Der Ölpreis scheint seine Talfahrt überwunden zu haben und die Ölindustrie kann langsam aufatmen. Seit dem Jahrestiefpunkt im Juni, als der Preis für ein Barrel Brentöl bei 45 USD lag, hat sich dieser nun deutlich erholt und befindet sich aktuell auf einem Niveau von 62 USD pro Fass. Im Vergleich zum gleichen Zeitpunkt vor einem Jahr entspricht das einem Preisspruch von 33%.

Geht man von einem durchschnittlichen Break-even-point von USD 50 pro Fass Öl aus (einige Unternehmen können mittlerweile sogar deutlich günstiger fördern), so dürften die Unternehmen nun wieder deutliche Gewinne einfahren.

Die Verknappungspolitik der OPEC scheint sich also auszuzahlen. Noch bis Ende März 2018 haben sich die OPEC und einige andere nicht OPEC Staaten (vor allem Russland) darauf geneinigt, die Produktion knapp zu halten, um somit den Angebotsüberhang zu verkleinern.
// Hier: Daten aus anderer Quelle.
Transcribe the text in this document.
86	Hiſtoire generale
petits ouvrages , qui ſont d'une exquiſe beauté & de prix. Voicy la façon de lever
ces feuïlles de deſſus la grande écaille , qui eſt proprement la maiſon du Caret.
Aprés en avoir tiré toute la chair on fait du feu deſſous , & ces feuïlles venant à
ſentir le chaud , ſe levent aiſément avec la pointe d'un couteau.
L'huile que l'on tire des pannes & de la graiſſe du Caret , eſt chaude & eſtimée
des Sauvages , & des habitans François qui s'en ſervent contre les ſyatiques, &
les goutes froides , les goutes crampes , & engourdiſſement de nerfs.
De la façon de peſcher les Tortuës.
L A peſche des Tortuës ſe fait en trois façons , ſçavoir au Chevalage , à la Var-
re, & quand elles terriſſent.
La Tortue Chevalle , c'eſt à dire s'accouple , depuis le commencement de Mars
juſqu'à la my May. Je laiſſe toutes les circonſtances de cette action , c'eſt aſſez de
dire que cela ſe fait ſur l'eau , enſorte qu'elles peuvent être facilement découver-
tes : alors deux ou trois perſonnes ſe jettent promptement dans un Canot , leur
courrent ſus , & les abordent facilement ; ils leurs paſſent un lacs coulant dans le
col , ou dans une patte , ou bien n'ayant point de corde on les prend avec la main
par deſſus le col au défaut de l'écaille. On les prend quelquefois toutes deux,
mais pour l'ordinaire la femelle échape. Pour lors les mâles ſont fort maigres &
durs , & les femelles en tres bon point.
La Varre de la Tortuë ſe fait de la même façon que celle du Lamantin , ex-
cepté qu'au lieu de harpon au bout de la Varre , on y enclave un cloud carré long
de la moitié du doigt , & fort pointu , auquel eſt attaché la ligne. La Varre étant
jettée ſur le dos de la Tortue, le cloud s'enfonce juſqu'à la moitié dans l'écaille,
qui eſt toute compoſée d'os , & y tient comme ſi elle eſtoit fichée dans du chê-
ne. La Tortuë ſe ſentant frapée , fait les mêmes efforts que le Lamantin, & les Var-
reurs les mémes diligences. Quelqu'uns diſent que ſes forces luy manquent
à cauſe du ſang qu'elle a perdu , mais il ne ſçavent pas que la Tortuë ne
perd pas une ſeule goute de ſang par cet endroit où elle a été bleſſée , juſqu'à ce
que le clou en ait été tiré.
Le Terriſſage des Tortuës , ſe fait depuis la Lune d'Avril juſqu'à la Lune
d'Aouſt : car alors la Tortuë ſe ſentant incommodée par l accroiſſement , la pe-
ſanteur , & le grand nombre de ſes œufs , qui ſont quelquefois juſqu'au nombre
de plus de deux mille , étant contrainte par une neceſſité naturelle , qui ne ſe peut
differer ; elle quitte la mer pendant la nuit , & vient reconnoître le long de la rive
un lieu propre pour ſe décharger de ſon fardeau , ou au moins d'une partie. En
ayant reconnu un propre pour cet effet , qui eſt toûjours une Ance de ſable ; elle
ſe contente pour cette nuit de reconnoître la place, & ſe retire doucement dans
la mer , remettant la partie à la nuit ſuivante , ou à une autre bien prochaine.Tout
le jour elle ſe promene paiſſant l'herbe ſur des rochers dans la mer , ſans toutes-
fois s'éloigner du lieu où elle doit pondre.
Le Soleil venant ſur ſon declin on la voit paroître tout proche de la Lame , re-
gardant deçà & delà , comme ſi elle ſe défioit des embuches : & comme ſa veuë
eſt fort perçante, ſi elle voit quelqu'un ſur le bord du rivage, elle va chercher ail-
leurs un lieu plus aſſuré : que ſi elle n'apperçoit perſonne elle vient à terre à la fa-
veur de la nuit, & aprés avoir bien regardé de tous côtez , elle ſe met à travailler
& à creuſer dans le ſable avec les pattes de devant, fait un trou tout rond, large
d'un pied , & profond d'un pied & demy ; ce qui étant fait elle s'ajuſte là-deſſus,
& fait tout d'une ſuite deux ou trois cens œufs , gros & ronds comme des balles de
Am 30. November werden sich die Mitgliedstaaten der OPEC abermals treffen, um ein weiteres Vorgehen ihrer Politik zu diskutieren. Experten glauben, dass sich – falls sich die OPEC einigt und an der reduzierten Produktion festhält – der Preis für Rohöl seinen Höhenflug weiter fortsetzen könnte.

Die Analysten des Energie-Beratungsunternehmens FGE sagen dazu: „Falls sich OPEC und die nicht OPEC Staaten einigen, das Angebot um 50 Mio. Barrel über dem Fünf-Jahresdurchschnitts zu reduzieren (aktuell liegt es 140 Mio. Barrel über dem Durchschnitt), so könnten die Ölpreise auf 65-70 USD pro Barrel steigen.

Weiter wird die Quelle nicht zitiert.